The Internet of Things (IoT) has been gaining a lot of traction in recent years and is expected to continue to grow in the future. One of the key technologies that enables the IoT is radio-frequency identification (RFID). RFID technology employs radio waves to transmit information between a tag and a reader, making it possible to track and monitor the movement of goods and people, even capable of doing so in real-time.
In 2008, protesters gathered in Manhattan, New York to protests against RFID use in clothing and shoes at a conference organised under “RFID in Fashion” which included REEBOK, JOCKEY, LEVI- STRAUSS etc in the past.
In 2003, Dr. Katherine Albrecht, a Harvard educated privacy activist and author of book, ‘SPYCHIPS’ successfully protested and forced Italian clothing manufacturer BENETTON to withdraw plans to sew RFID labels into women garments. She vehemently protests against item level tracking using RFID. In her book, SPYCHIPS, Albrecht makes compelling arguments about future use of RFID technology and how it can invade individuals’ privacy, seeping into homes via consumer items.
Data Protection and Privacy:
In terms of data protection and privacy, RFID technology raises some concerns as it can be used to track and monitor the movement of individuals without their knowledge.
RFID technology cannot be easily switched off or logged off like other technologies, which can raise concerns about privacy and unauthorized access. One of the main concerns is that RFID tags can be read remotely, without the knowledge or consent of the individual or organization being tracked. This can make it difficult for individuals or organizations to control who has access to their information and how it is used.

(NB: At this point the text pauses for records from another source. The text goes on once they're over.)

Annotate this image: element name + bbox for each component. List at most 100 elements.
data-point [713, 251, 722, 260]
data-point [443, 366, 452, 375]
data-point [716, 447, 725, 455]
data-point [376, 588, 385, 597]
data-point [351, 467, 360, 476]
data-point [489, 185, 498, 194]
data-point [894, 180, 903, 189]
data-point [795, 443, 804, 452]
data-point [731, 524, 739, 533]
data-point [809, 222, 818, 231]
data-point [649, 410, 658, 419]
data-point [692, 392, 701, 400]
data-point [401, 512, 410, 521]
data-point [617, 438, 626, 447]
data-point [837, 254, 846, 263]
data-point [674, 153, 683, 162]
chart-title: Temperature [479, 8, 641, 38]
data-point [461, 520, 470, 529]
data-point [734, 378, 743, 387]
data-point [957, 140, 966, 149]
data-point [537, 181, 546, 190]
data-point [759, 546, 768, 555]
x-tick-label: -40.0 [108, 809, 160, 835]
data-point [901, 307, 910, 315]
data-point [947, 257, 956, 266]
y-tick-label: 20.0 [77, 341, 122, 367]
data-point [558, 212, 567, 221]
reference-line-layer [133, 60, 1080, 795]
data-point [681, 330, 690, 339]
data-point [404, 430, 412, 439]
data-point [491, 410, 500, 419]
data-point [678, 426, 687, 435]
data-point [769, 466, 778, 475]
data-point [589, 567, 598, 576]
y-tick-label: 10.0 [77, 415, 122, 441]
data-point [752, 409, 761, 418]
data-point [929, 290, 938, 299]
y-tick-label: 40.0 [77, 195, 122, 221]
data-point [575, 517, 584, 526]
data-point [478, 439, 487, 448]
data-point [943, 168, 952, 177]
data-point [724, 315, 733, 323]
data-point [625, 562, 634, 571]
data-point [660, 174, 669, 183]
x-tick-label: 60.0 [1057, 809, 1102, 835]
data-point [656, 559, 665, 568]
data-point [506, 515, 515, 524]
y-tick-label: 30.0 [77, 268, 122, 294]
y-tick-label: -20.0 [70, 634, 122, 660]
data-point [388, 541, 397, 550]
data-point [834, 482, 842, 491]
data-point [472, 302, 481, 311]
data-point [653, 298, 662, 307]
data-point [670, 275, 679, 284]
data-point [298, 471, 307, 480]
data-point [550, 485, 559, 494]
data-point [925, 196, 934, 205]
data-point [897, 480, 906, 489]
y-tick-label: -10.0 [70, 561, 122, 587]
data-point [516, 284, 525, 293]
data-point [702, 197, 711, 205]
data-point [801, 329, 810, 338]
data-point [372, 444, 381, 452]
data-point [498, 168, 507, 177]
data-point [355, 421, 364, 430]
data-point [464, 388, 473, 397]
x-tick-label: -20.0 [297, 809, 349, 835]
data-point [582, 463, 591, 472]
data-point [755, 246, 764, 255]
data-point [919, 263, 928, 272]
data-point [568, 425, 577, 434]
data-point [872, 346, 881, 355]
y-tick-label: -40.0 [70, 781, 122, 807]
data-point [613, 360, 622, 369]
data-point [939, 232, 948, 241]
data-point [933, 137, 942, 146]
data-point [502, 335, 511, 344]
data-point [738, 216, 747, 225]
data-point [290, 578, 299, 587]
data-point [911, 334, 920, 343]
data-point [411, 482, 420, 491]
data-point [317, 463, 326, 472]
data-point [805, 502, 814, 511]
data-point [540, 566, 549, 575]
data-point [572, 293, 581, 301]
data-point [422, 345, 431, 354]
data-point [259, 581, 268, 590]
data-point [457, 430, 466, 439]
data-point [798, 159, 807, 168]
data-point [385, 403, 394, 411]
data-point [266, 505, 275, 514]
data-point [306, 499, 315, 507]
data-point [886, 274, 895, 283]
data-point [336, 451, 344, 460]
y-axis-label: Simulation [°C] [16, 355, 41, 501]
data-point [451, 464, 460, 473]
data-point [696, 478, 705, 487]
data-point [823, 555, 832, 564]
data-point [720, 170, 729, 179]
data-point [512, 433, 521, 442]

Additionally, RFID technology can be vulnerable to hacking and other forms of unauthorized access, which can compromise the security of sensitive data. For example, an unauthorized person with the right equipment could potentially read the information stored on an RFID tag from a distance, or even alter the information stored on the tag.
RFID tags, particularly passive RFID tags, have limited memory and processing capabilities, which can make it difficult to implement encryption. Passive RFID tags rely on the energy from the reader to power the tag and communicate with the reader, which limits the amount of data that can be stored and processed on the tag.
How businesses can address Data protection and privacy concerns regarding RFID use?
To address these concerns, companies can implement strict data protection policies and encryption to ensure that sensitive data is kept secure and also limit access control to ensure that only authorized individuals have access to sensitive data.
Additionally, RFID tags can be designed to be disposable or deactivated once they are no longer needed.
There are also some security protocols, such as the Advanced Encryption Standard (AES) and the Elliptic Curve Digital Signature Algorithm (ECDSA) that can be used to secure the communication between RFID readers and tags with limited data writing capabilities.
It's also important to consider the laws and regulations related to data protection and privacy.
Most countries have laws and regulations related to data protection and privacy, such as the General Data Protection Regulation (GDPR) in the European Union, which provide guidelines and requirements for how companies should handle personal data. Companies using RFID technology should ensure that they are in compliance with these laws and regulations.
RFID technology has the potential to greatly improve business operations by providing real-time tracking and monitoring, increasing visibility and traceability, and improving security and access control but businesses need to address customers’ data privacy and security concerns at earliest to make any real progress in this regard.